Micron’s fourth quarter revenues were affected by the US trade dispute with China – and Huawei in particular. Quarterly revenues fell 42 per cent to $4.87bn, down from $8.44bn a year ago. Net income declined from $4.33bn to $561m.
Its outlook for the next quarter is $5.1bn at the mid-point, which contrasts with $7.9bn reported a year ago.
Micron CEO Sanjay Mehrotra said: “We are encouraged by signs of improving industry demand, but are mindful of continued near-term macroeconomic and trade uncertainties.”
You can be certain of that, with President Trump’s trade dispute with China nowhere near resolution. The Trump administration has barred sales of American software and componentry to firms on the so-called Entity list without an export licence.
Micron stated fourth quarter sales to Huawei – its biggest customer – were lower than anticipated. According to IHS Markit Huawei bought $1.7bn worth of DRAM and $1.1bn worth of NAND in 2018 – not just from Micron.
Micron has applied for licenses with the U.S. Department of Commerce to sell more products to Huawei. But the company said if U.S restrictions against Huawei continue it could see a worsening decline in sales to Huawei in coming quarters.
Full fiscal 2019 revenues fell 23 per cent to $23.4bn and net income fell 55 per cent to $6.31bn.
DRAM sales accounted for 63 per cent of overall revenues and were down 48 per cent on the year. NAND sales, 31 per cent of overall revenues, declined 32 per cent.
Free cashflows were $263m for the quarter and $4.08bn for the full year. Micron has $9.3bn in cash, marketable investments, and restricted cash. Making DRAM and NAND eats capital, and Micron expects capital expenditures in fiscal 2020 to be between $7bn and $8bn.

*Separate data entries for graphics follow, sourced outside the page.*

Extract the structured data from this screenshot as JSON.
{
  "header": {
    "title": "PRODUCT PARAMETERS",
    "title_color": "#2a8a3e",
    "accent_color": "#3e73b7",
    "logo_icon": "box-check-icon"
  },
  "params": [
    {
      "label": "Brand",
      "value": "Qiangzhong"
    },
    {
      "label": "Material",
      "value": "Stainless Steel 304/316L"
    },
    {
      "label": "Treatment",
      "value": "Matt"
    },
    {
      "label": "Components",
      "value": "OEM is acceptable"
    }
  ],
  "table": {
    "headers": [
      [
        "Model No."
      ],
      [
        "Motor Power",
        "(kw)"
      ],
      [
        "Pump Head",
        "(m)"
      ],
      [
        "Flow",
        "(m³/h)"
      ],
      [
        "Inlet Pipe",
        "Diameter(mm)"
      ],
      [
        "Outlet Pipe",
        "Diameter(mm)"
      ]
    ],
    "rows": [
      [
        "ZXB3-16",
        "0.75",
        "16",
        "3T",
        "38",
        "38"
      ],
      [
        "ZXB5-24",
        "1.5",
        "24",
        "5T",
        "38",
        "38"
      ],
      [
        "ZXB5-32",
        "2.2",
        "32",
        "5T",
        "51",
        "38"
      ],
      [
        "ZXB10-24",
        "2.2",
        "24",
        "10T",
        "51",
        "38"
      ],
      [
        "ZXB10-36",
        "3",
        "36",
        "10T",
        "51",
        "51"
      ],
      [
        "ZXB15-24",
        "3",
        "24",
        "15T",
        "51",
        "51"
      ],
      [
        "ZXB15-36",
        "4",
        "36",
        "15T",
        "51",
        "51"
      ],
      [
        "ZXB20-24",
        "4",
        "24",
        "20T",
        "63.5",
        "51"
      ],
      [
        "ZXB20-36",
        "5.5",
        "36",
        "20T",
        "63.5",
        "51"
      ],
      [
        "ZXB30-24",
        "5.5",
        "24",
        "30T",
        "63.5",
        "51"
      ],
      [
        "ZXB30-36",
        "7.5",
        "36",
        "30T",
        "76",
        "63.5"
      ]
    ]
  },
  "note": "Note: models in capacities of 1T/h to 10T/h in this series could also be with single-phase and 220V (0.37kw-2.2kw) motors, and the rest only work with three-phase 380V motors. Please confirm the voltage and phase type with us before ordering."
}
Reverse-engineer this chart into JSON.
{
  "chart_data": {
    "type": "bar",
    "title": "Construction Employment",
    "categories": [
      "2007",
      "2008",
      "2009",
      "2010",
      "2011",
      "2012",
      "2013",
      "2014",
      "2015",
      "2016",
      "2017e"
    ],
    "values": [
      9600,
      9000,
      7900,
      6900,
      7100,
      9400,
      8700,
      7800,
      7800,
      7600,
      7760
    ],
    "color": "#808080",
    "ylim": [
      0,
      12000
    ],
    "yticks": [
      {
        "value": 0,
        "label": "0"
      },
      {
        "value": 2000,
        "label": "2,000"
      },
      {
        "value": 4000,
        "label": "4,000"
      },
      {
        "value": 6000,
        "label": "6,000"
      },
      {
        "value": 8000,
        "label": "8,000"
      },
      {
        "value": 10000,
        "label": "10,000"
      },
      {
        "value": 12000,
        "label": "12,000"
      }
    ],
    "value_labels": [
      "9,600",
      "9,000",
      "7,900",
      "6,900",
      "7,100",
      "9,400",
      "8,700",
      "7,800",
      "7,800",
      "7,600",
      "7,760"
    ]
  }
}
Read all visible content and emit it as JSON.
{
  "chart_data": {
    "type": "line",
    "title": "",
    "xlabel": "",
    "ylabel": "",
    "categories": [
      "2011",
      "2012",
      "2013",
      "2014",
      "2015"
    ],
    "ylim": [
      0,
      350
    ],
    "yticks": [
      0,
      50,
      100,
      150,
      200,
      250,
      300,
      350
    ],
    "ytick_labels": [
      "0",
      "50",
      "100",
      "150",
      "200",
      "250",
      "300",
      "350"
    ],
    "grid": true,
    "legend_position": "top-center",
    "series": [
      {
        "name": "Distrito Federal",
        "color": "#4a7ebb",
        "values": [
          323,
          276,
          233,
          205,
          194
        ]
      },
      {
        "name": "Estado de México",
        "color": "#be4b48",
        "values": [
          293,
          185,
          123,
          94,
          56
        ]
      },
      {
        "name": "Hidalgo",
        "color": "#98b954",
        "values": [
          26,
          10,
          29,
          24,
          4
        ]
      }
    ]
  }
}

Micron Technology President and CEO Sanjay Mehrotra said: “Micron delivered fourth quarter results ahead of expectations, capping a fiscal 2019 in which we executed well in a challenging environment, significantly improved our competitive position, and returned cash to shareholders through share repurchases.”
Q4 revenues for Micron’s four business units were:
- Compute and Networking – $1.9bn revenues – down 56 per cent
- Mobile – $1.4bn – down 26 per cent
- Storage -$848m – down 32 per cent
- Embedded – $705m – down 24 per cent
The DRAM and NAND downturns are ending, according to Micron. DRAM demand has bounced back as issues affected the first half of 2019 dissipated, while NAND elasticity – i.e. lower prices – is driving robust demand. NAND bit shipments will be higher than DRAM bit ships in the next quarter.
Micron chalked up record revenue and unit shipments in consumer SSDs and said it is positioned to gain share in the NVMe SSD market in fiscal 2020. It saw quarterly rises in demand for cloud and enterprise data centre products.
The company said it was on track to ship its first 3D XPoint products by the end of calendar 2019. That will signal the end of Intel’s monopoly in selling XPoint products.